И. Золотусский заметил однажды об «Уроках Армении» А. Битова: «Герой Битова выясняет свои отношения не с начальником-консерватором или антигероем — сукиным сыном. Он выходит на спор с природой, как выходили некогда на этот спор герои Достоевского. Он добивается свободы сознания, на которое давит исторический опыт».[15] Ю. Трифонов же выходит (развиваю критическую метафору И. Золотусского) на разговор не с природой, а с судьбой; герой-автор оставляет в стороне Дмитриевых, Лукьяновых, Кандауровых.

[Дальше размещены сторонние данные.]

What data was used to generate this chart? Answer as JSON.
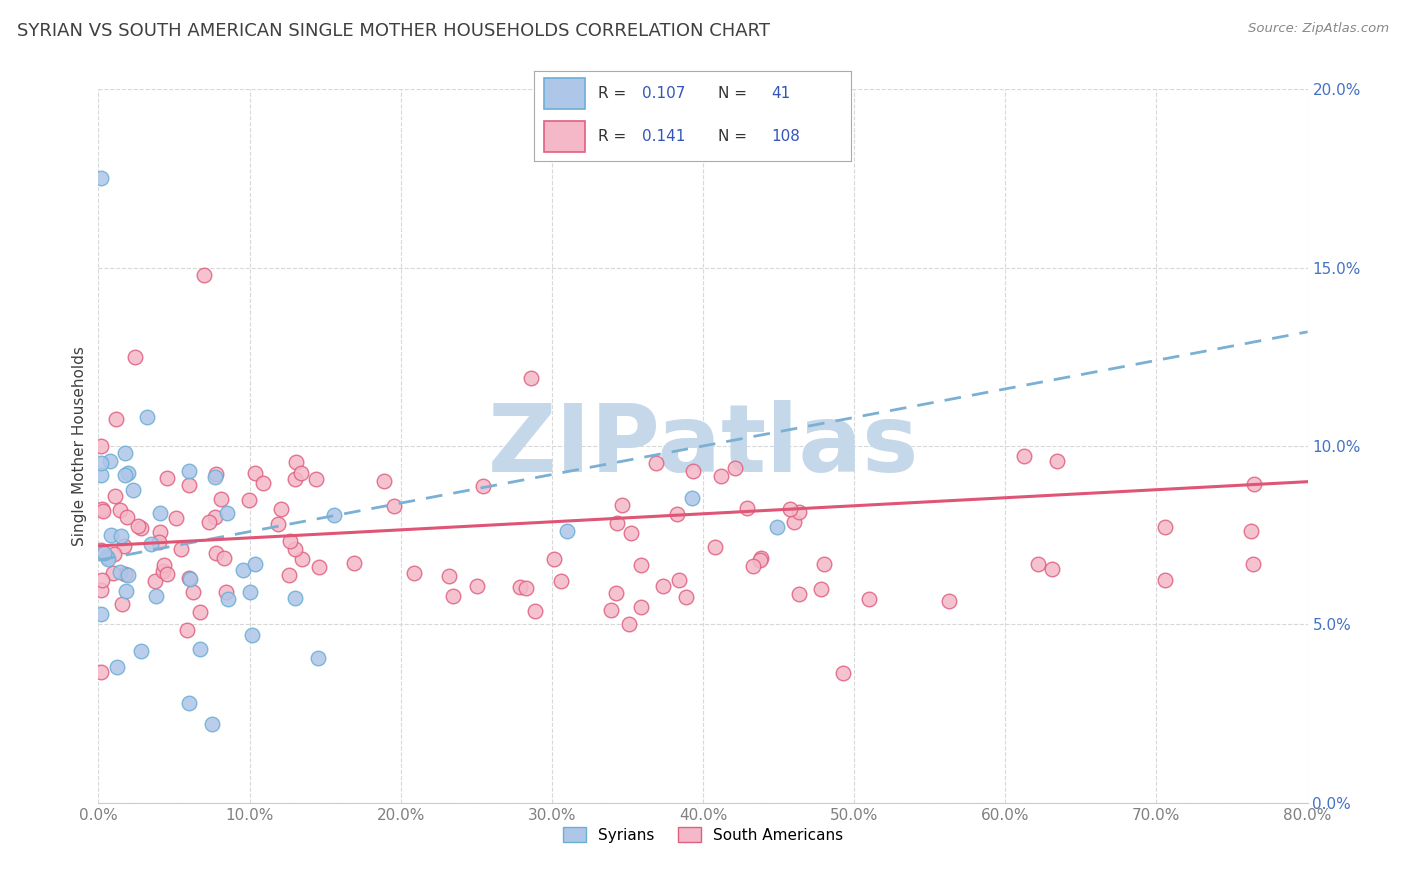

Реальные путешествия в «Опрокинутом доме» — предлог, отправная точка для «диалога с судьбой». Читатель не найдет в этом цикле экзотики, описаний достопримечательностей, путевых впечатлений. И Америка, и Италия, и Финляндия упорно возвращают писателя к себе, являются лишь поводом, фоном для самоанализа, для работы самосознания. Экзотику мира вытесняет реальная московская и подмосковная жизнь; экзотику странствий — путешествие человека за своей судьбой: «Они привезли меня все это показать. Но я это видел. Я догадался. Я знал. Потому что какая разница — где? В зале, похожем на вокзал (в Лас-Вегасе. — Н. И.), где стоит гул многих сотен голосов, стук автоматов, которые дергают за ручки, звон сыплющихся монет, или же — на летней верандочке в деревне Репихово, где мы засиживались до петухов втроем, полковник Гусев, Боря и я, одурманенные вожделением переменить судьбу?»